Improved FPT Approximation for Non-metric TSP

TL;DR

This paper presents an improved fixed-parameter tractable (FPT) approximation algorithm for the non-metric TSP, reducing the approximation ratio from 3 to 2.5, based on a parameter measuring deviation from the metric case.

Contribution

It introduces a 2.5-approximation FPT algorithm for non-metric TSP, improving upon previous 3-approximation results.

Findings

Achieved a 2.5-approximation ratio in FPT time.

Enhanced the approximation factor from 3 to 2.5.

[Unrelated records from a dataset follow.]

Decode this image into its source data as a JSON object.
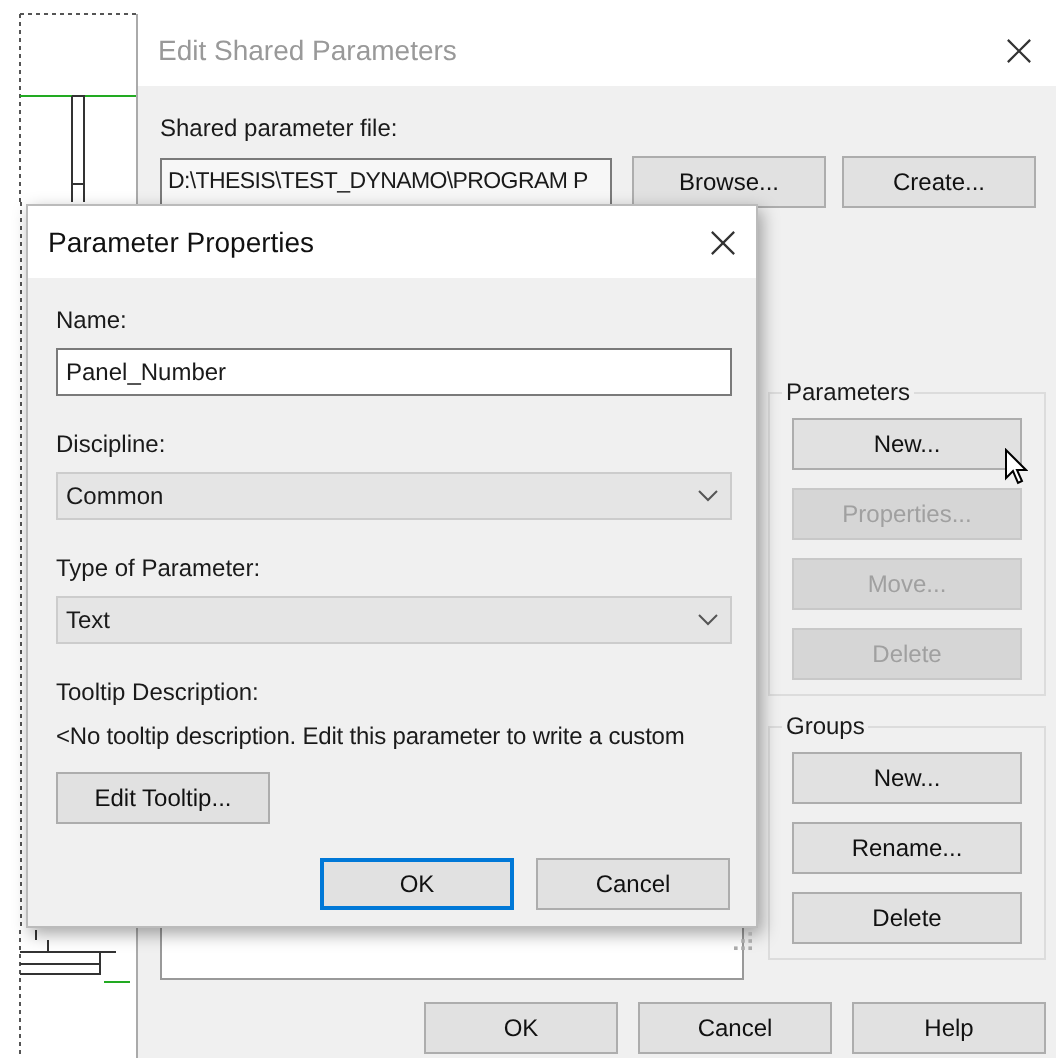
{
  "main_window": {
    "title": "Edit Shared Parameters",
    "active": false,
    "file_label": "Shared parameter file:",
    "file_path": "D:\\THESIS\\TEST_DYNAMO\\PROGRAM P",
    "file_buttons": [
      {
        "label": "Browse...",
        "disabled": false
      },
      {
        "label": "Create...",
        "disabled": false
      }
    ],
    "groups": [
      {
        "title": "Parameters",
        "buttons": [
          {
            "label": "New...",
            "disabled": false
          },
          {
            "label": "Properties...",
            "disabled": true
          },
          {
            "label": "Move...",
            "disabled": true
          },
          {
            "label": "Delete",
            "disabled": true
          }
        ]
      },
      {
        "title": "Groups",
        "buttons": [
          {
            "label": "New...",
            "disabled": false
          },
          {
            "label": "Rename...",
            "disabled": false
          },
          {
            "label": "Delete",
            "disabled": false
          }
        ]
      }
    ],
    "footer_buttons": [
      {
        "label": "OK",
        "disabled": false
      },
      {
        "label": "Cancel",
        "disabled": false
      },
      {
        "label": "Help",
        "disabled": false
      }
    ]
  },
  "dialog": {
    "title": "Parameter Properties",
    "active": true,
    "fields": [
      {
        "kind": "text",
        "label": "Name:",
        "value": "Panel_Number"
      },
      {
        "kind": "dropdown",
        "label": "Discipline:",
        "value": "Common"
      },
      {
        "kind": "dropdown",
        "label": "Type of Parameter:",
        "value": "Text"
      }
    ],
    "tooltip_label": "Tooltip Description:",
    "tooltip_text": "<No tooltip description. Edit this parameter to write a custom",
    "edit_button": "Edit Tooltip...",
    "buttons": [
      {
        "label": "OK",
        "focused": true
      },
      {
        "label": "Cancel",
        "focused": false
      }
    ]
  }
}
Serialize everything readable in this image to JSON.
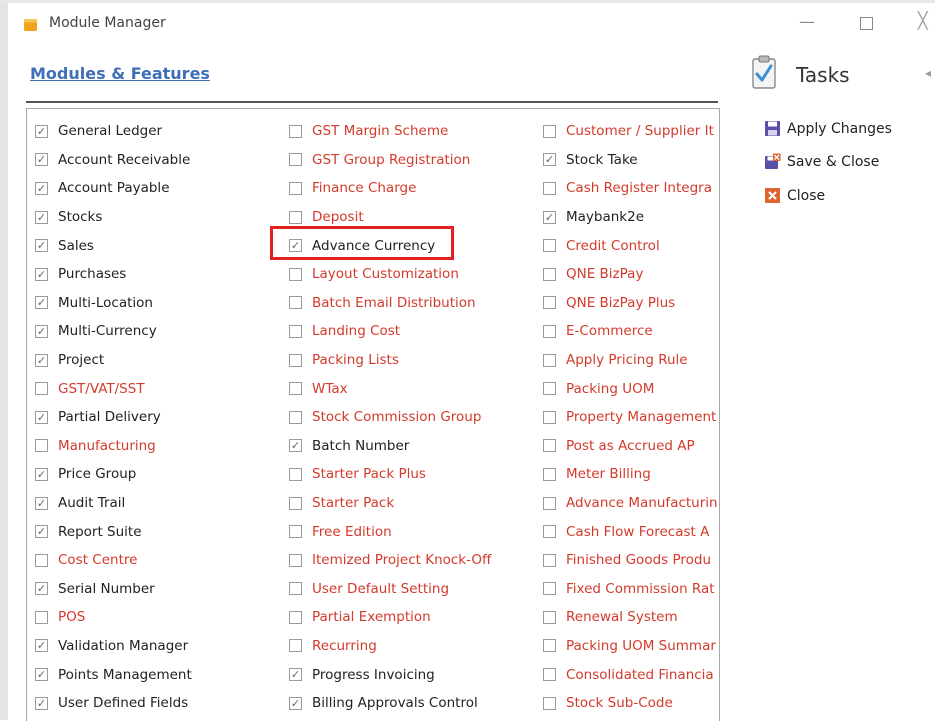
{
  "window": {
    "title": "Module Manager"
  },
  "header": {
    "title": "Modules & Features"
  },
  "tasks": {
    "title": "Tasks",
    "items": [
      {
        "label": "Apply Changes",
        "icon": "floppy-disk-icon"
      },
      {
        "label": "Save & Close",
        "icon": "save-close-icon"
      },
      {
        "label": "Close",
        "icon": "close-x-icon"
      }
    ]
  },
  "colors": {
    "enabled_label": "#222222",
    "disabled_label": "#d33a2c",
    "header_link": "#3f6fb6",
    "highlight_box": "#e32020"
  },
  "modules": {
    "col1": [
      {
        "label": "General Ledger",
        "checked": true
      },
      {
        "label": "Account Receivable",
        "checked": true
      },
      {
        "label": "Account Payable",
        "checked": true
      },
      {
        "label": "Stocks",
        "checked": true
      },
      {
        "label": "Sales",
        "checked": true
      },
      {
        "label": "Purchases",
        "checked": true
      },
      {
        "label": "Multi-Location",
        "checked": true
      },
      {
        "label": "Multi-Currency",
        "checked": true
      },
      {
        "label": "Project",
        "checked": true
      },
      {
        "label": "GST/VAT/SST",
        "checked": false
      },
      {
        "label": "Partial Delivery",
        "checked": true
      },
      {
        "label": "Manufacturing",
        "checked": false
      },
      {
        "label": "Price Group",
        "checked": true
      },
      {
        "label": "Audit Trail",
        "checked": true
      },
      {
        "label": "Report Suite",
        "checked": true
      },
      {
        "label": "Cost Centre",
        "checked": false
      },
      {
        "label": "Serial Number",
        "checked": true
      },
      {
        "label": "POS",
        "checked": false
      },
      {
        "label": "Validation Manager",
        "checked": true
      },
      {
        "label": "Points Management",
        "checked": true
      },
      {
        "label": "User Defined Fields",
        "checked": true
      }
    ],
    "col2": [
      {
        "label": "GST Margin Scheme",
        "checked": false
      },
      {
        "label": "GST Group Registration",
        "checked": false
      },
      {
        "label": "Finance Charge",
        "checked": false
      },
      {
        "label": "Deposit",
        "checked": false
      },
      {
        "label": "Advance Currency",
        "checked": true
      },
      {
        "label": "Layout Customization",
        "checked": false
      },
      {
        "label": "Batch Email Distribution",
        "checked": false
      },
      {
        "label": "Landing Cost",
        "checked": false
      },
      {
        "label": "Packing Lists",
        "checked": false
      },
      {
        "label": "WTax",
        "checked": false
      },
      {
        "label": "Stock Commission Group",
        "checked": false
      },
      {
        "label": "Batch Number",
        "checked": true
      },
      {
        "label": "Starter Pack Plus",
        "checked": false
      },
      {
        "label": "Starter Pack",
        "checked": false
      },
      {
        "label": "Free Edition",
        "checked": false
      },
      {
        "label": "Itemized Project Knock-Off",
        "checked": false
      },
      {
        "label": "User Default Setting",
        "checked": false
      },
      {
        "label": "Partial Exemption",
        "checked": false
      },
      {
        "label": "Recurring",
        "checked": false
      },
      {
        "label": "Progress Invoicing",
        "checked": true
      },
      {
        "label": "Billing Approvals Control",
        "checked": true
      }
    ],
    "col3": [
      {
        "label": "Customer / Supplier It",
        "checked": false
      },
      {
        "label": "Stock Take",
        "checked": true
      },
      {
        "label": "Cash Register Integra",
        "checked": false
      },
      {
        "label": "Maybank2e",
        "checked": true
      },
      {
        "label": "Credit Control",
        "checked": false
      },
      {
        "label": "QNE BizPay",
        "checked": false
      },
      {
        "label": "QNE BizPay Plus",
        "checked": false
      },
      {
        "label": "E-Commerce",
        "checked": false
      },
      {
        "label": "Apply Pricing Rule",
        "checked": false
      },
      {
        "label": "Packing UOM",
        "checked": false
      },
      {
        "label": "Property Management",
        "checked": false
      },
      {
        "label": "Post as Accrued AP",
        "checked": false
      },
      {
        "label": "Meter Billing",
        "checked": false
      },
      {
        "label": "Advance Manufacturin",
        "checked": false
      },
      {
        "label": "Cash Flow Forecast A",
        "checked": false
      },
      {
        "label": "Finished Goods Produ",
        "checked": false
      },
      {
        "label": "Fixed Commission Rat",
        "checked": false
      },
      {
        "label": "Renewal System",
        "checked": false
      },
      {
        "label": "Packing UOM Summar",
        "checked": false
      },
      {
        "label": "Consolidated Financia",
        "checked": false
      },
      {
        "label": "Stock Sub-Code",
        "checked": false
      }
    ]
  }
}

Built upon the parameter measuring triangle inequality violations.

Abstract

In the Traveling Salesperson Problem (TSP) we are given a list of locations and the distances between each pair of them. The goal is to find the shortest possible tour that visits each location exactly once and returns to the starting location. Inspired by the fact that general TSP cannot be approximated in polynomial time within any constant factor, while metric TSP admits a (slightly better than) $1.5$-approximation in polynomial time, Zhou, Li and Guo [Zhou et al., ISAAC '22] introduced a parameter that measures the distance of a given TSP instance from the metric case. They gave an FPT $3$-approximation algorithm parameterized by $k$, where $k$ is the number of triangles in which the edge costs violate the triangle inequality. In this paper, we design a $2.5$-approximation algorithm that runs in FPT time, improving the result of [Zhou et al., ISAAC '22].